Juist in verkenningen ligt de mogelijkheid om bewuste keuzes voor een gezonde leefomgeving te maken, vinden Anne Dijkstra en Hans Schmitz van Rijkswaterstaat WVL. Binnen hun afdeling werken zij daarom aan handreikingen om gezondheidseffecten beter in beeld te krijgen. Wat zijn de ontwikkelingen?
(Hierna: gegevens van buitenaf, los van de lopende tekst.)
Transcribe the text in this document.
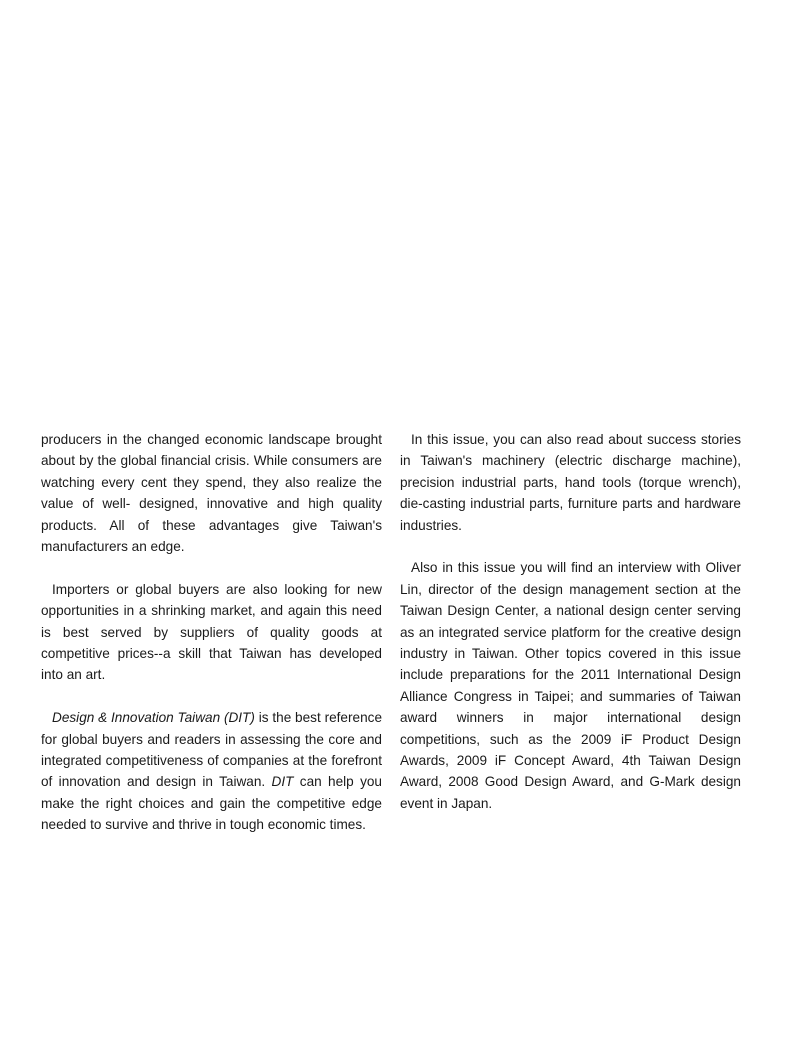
producers in the changed economic landscape brought about by the global financial crisis. While consumers are watching every cent they spend, they also realize the value of well- designed, innovative and high quality products. All of these advantages give Taiwan's manufacturers an edge.

Importers or global buyers are also looking for new opportunities in a shrinking market, and again this need is best served by suppliers of quality goods at competitive prices--a skill that Taiwan has developed into an art.

Design & Innovation Taiwan (DIT) is the best reference for global buyers and readers in assessing the core and integrated competitiveness of companies at the forefront of innovation and design in Taiwan. DIT can help you make the right choices and gain the competitive edge needed to survive and thrive in tough economic times.

In this issue, you can also read about success stories in Taiwan's machinery (electric discharge machine), precision industrial parts, hand tools (torque wrench), die-casting industrial parts, furniture parts and hardware industries.

Also in this issue you will find an interview with Oliver Lin, director of the design management section at the Taiwan Design Center, a national design center serving as an integrated service platform for the creative design industry in Taiwan. Other topics covered in this issue include preparations for the 2011 International Design Alliance Congress in Taipei; and summaries of Taiwan award winners in major international design competitions, such as the 2009 iF Product Design Awards, 2009 iF Concept Award, 4th Taiwan Design Award, 2008 Good Design Award, and G-Mark design event in Japan.
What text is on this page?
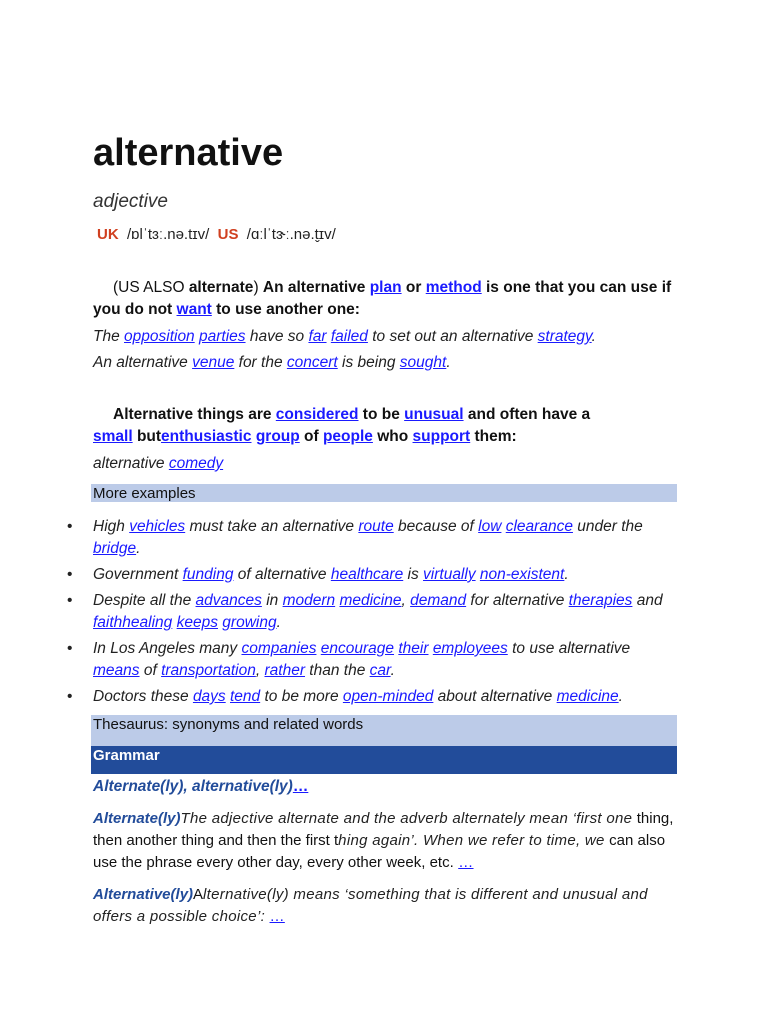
alternative
adjective
UK /ɒlˈtɜː.nə.tɪv/ US /ɑːlˈtɝː.nə.t̬ɪv/
(US ALSO alternate) An alternative plan or method is one that you can use if you do not want to use another one:
The opposition parties have so far failed to set out an alternative strategy.
An alternative venue for the concert is being sought.
Alternative things are considered to be unusual and often have a small butenthusiastic group of people who support them:
alternative comedy
More examples
• High vehicles must take an alternative route because of low clearance under the bridge.
• Government funding of alternative healthcare is virtually non-existent.
• Despite all the advances in modern medicine, demand for alternative therapies and faithhealing keeps growing.
• In Los Angeles many companies encourage their employees to use alternative means of transportation, rather than the car.
• Doctors these days tend to be more open-minded about alternative medicine.
Thesaurus: synonyms and related words
Grammar
Alternate(ly), alternative(ly)…
Alternate(ly)The adjective alternate and the adverb alternately mean ‘first one thing, then another thing and then the first thing again’. When we refer to time, we can also use the phrase every other day, every other week, etc. …
Alternative(ly)Alternative(ly) means ‘something that is different and unusual and offers a possible choice’: …
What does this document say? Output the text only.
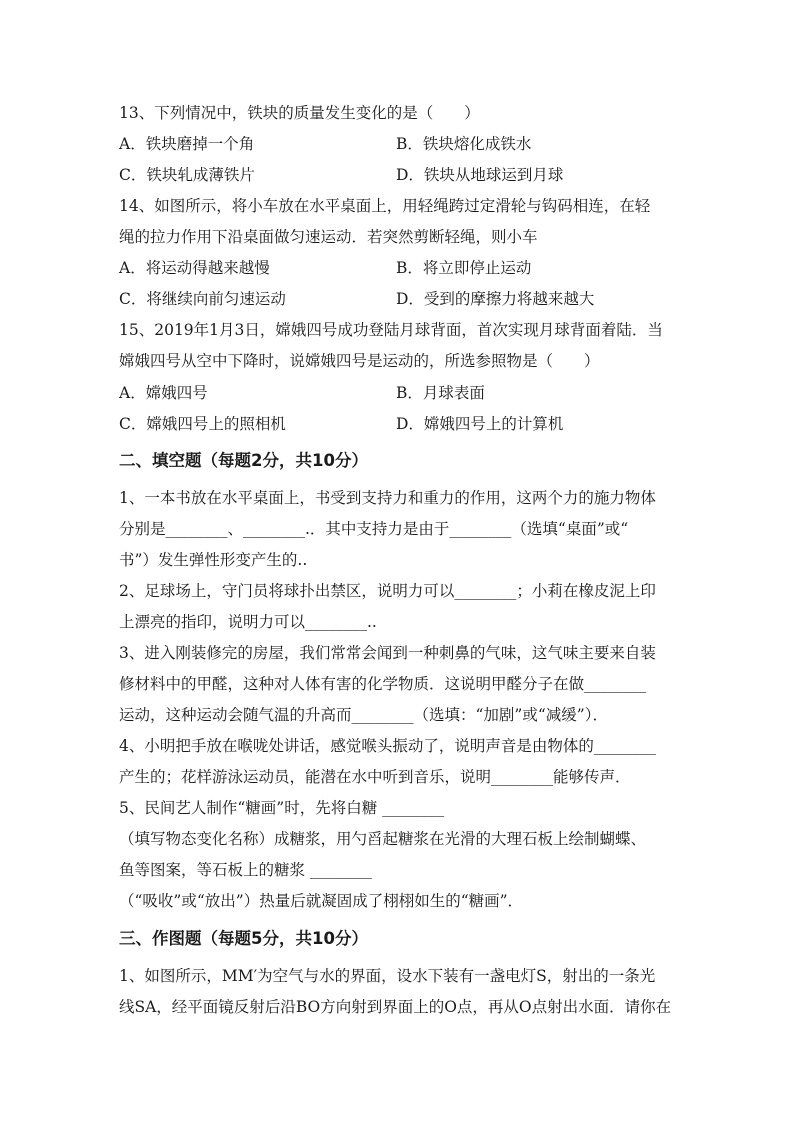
13、下列情况中，铁块的质量发生变化的是（　　）
A．铁块磨掉一个角	B．铁块熔化成铁水
C．铁块轧成薄铁片	D．铁块从地球运到月球
14、如图所示，将小车放在水平桌面上，用轻绳跨过定滑轮与钩码相连，在轻
绳的拉力作用下沿桌面做匀速运动．若突然剪断轻绳，则小车
A．将运动得越来越慢	B．将立即停止运动
C．将继续向前匀速运动	D．受到的摩擦力将越来越大
15、2019年1月3日，嫦娥四号成功登陆月球背面，首次实现月球背面着陆．当
嫦娥四号从空中下降时，说嫦娥四号是运动的，所选参照物是（　　）
A．嫦娥四号	B．月球表面
C．嫦娥四号上的照相机	D．嫦娥四号上的计算机
二、填空题（每题2分，共10分）
1、一本书放在水平桌面上，书受到支持力和重力的作用，这两个力的施力物体
分别是________、________.．其中支持力是由于________（选填“桌面”或“
书”）发生弹性形变产生的..
2、足球场上，守门员将球扑出禁区，说明力可以________；小莉在橡皮泥上印
上漂亮的指印，说明力可以________..
3、进入刚装修完的房屋，我们常常会闻到一种刺鼻的气味，这气味主要来自装
修材料中的甲醛，这种对人体有害的化学物质．这说明甲醛分子在做________
运动，这种运动会随气温的升高而________（选填：“加剧”或“减缓”）．
4、小明把手放在喉咙处讲话，感觉喉头振动了，说明声音是由物体的________
产生的；花样游泳运动员，能潜在水中听到音乐，说明________能够传声．
5、民间艺人制作“糖画”时，先将白糖 ________
（填写物态变化名称）成糖浆，用勺舀起糖浆在光滑的大理石板上绘制蝴蝶、
鱼等图案，等石板上的糖浆 ________
（“吸收”或“放出”）热量后就凝固成了栩栩如生的“糖画”．
三、作图题（每题5分，共10分）
1、如图所示，MM′为空气与水的界面，设水下装有一盏电灯S，射出的一条光
线SA，经平面镜反射后沿BO方向射到界面上的O点，再从O点射出水面．请你在
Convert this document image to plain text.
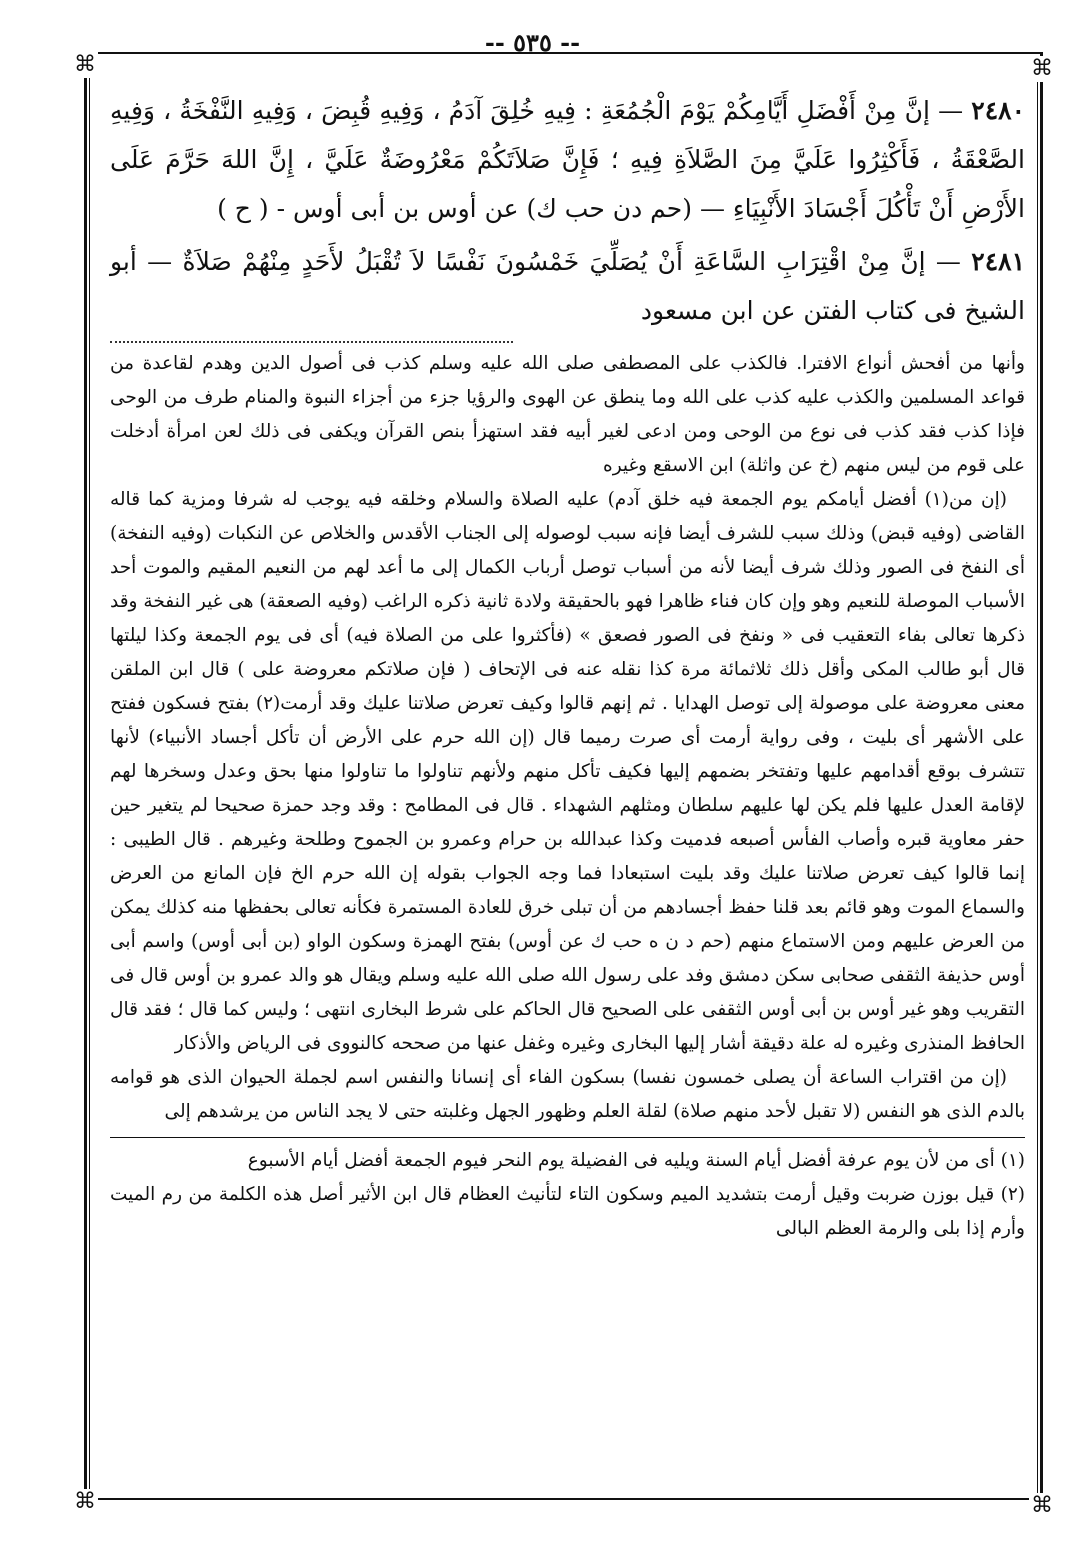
⌘	⌘
⌘	⌘
-- ٥٣٥ --

٢٤٨٠ — إنَّ مِنْ أَفْضَلِ أَيَّامِكُمْ يَوْمَ الْجُمُعَةِ : فِيهِ خُلِقَ آدَمُ ، وَفِيهِ قُبِضَ ، وَفِيهِ النَّفْخَةُ ، وَفِيهِ الصَّعْقَةُ ، فَأَكْثِرُوا عَلَيَّ مِنَ الصَّلاَةِ فِيهِ ؛ فَإِنَّ صَلاَتَكُمْ مَعْرُوضَةٌ عَلَيَّ ، إِنَّ اللهَ حَرَّمَ عَلَى الأَرْضِ أَنْ تَأْكُلَ أَجْسَادَ الأَنْبِيَاءِ — (حم دن حب ك) عن أوس بن أبى أوس - ( ح )

٢٤٨١ — إنَّ مِنْ اقْتِرَابِ السَّاعَةِ أَنْ يُصَلِّيَ خَمْسُونَ نَفْسًا لاَ تُقْبَلُ لأَحَدٍ مِنْهُمْ صَلاَةٌ — أبو الشيخ فى كتاب الفتن عن ابن مسعود

وأنها من أفحش أنواع الافترا. فالكذب على المصطفى صلى الله عليه وسلم كذب فى أصول الدين وهدم لقاعدة من قواعد المسلمين والكذب عليه كذب على الله وما ينطق عن الهوى والرؤيا جزء من أجزاء النبوة والمنام طرف من الوحى فإذا كذب فقد كذب فى نوع من الوحى ومن ادعى لغير أبيه فقد استهزأ بنص القرآن ويكفى فى ذلك لعن امرأة أدخلت على قوم من ليس منهم (خ عن واثلة) ابن الاسقع وغيره

(إن من(١) أفضل أيامكم يوم الجمعة فيه خلق آدم) عليه الصلاة والسلام وخلقه فيه يوجب له شرفا ومزية كما قاله القاضى (وفيه قبض) وذلك سبب للشرف أيضا فإنه سبب لوصوله إلى الجناب الأقدس والخلاص عن النكبات (وفيه النفخة) أى النفخ فى الصور وذلك شرف أيضا لأنه من أسباب توصل أرباب الكمال إلى ما أعد لهم من النعيم المقيم والموت أحد الأسباب الموصلة للنعيم وهو وإن كان فناء ظاهرا فهو بالحقيقة ولادة ثانية ذكره الراغب (وفيه الصعقة) هى غير النفخة وقد ذكرها تعالى بفاء التعقيب فى « ونفخ فى الصور فصعق » (فأكثروا على من الصلاة فيه) أى فى يوم الجمعة وكذا ليلتها قال أبو طالب المكى وأقل ذلك ثلاثمائة مرة كذا نقله عنه فى الإتحاف ( فإن صلاتكم معروضة على ) قال ابن الملقن معنى معروضة على موصولة إلى توصل الهدايا . ثم إنهم قالوا وكيف تعرض صلاتنا عليك وقد أرمت(٢) بفتح فسكون ففتح على الأشهر أى بليت ، وفى رواية أرمت أى صرت رميما قال (إن الله حرم على الأرض أن تأكل أجساد الأنبياء) لأنها تتشرف بوقع أقدامهم عليها وتفتخر بضمهم إليها فكيف تأكل منهم ولأنهم تناولوا ما تناولوا منها بحق وعدل وسخرها لهم لإقامة العدل عليها فلم يكن لها عليهم سلطان ومثلهم الشهداء . قال فى المطامح : وقد وجد حمزة صحيحا لم يتغير حين حفر معاوية قبره وأصاب الفأس أصبعه فدميت وكذا عبدالله بن حرام وعمرو بن الجموح وطلحة وغيرهم . قال الطيبى : إنما قالوا كيف تعرض صلاتنا عليك وقد بليت استبعادا فما وجه الجواب بقوله إن الله حرم الخ فإن المانع من العرض والسماع الموت وهو قائم بعد قلنا حفظ أجسادهم من أن تبلى خرق للعادة المستمرة فكأنه تعالى بحفظها منه كذلك يمكن من العرض عليهم ومن الاستماع منهم (حم د ن ه حب ك عن أوس) بفتح الهمزة وسكون الواو (بن أبى أوس) واسم أبى أوس حذيفة الثقفى صحابى سكن دمشق وفد على رسول الله صلى الله عليه وسلم ويقال هو والد عمرو بن أوس قال فى التقريب وهو غير أوس بن أبى أوس الثقفى على الصحيح قال الحاكم على شرط البخارى انتهى ؛ وليس كما قال ؛ فقد قال الحافظ المنذرى وغيره له علة دقيقة أشار إليها البخارى وغيره وغفل عنها من صححه كالنووى فى الرياض والأذكار

(إن من اقتراب الساعة أن يصلى خمسون نفسا) بسكون الفاء أى إنسانا والنفس اسم لجملة الحيوان الذى هو قوامه بالدم الذى هو النفس (لا تقبل لأحد منهم صلاة) لقلة العلم وظهور الجهل وغلبته حتى لا يجد الناس من يرشدهم إلى

(١) أى من لأن يوم عرفة أفضل أيام السنة ويليه فى الفضيلة يوم النحر فيوم الجمعة أفضل أيام الأسبوع

(٢) قيل بوزن ضربت وقيل أرمت بتشديد الميم وسكون التاء لتأنيث العظام قال ابن الأثير أصل هذه الكلمة من رم الميت وأرم إذا بلى والرمة العظم البالى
In verkenningen voldoen de huidige methodieken niet goed meer voor het beschrijven van gezondheidseffecten, ondervinden beleidsadviseurs Anne Dijkstra en Hans Schmitz. Juist verkenningen lenen zich volgens hen voor het maken van bewuste keuzes ten aanzien van een gezonde leefomgeving. De huidige methodieken leveren volgens hen nog te weinig onderscheid op tussen alternatieven. Om gezondheidseffecten beter in beeld te brengen zijn volgens hen nieuwe of aanvullende methodes en handreikingen nodig.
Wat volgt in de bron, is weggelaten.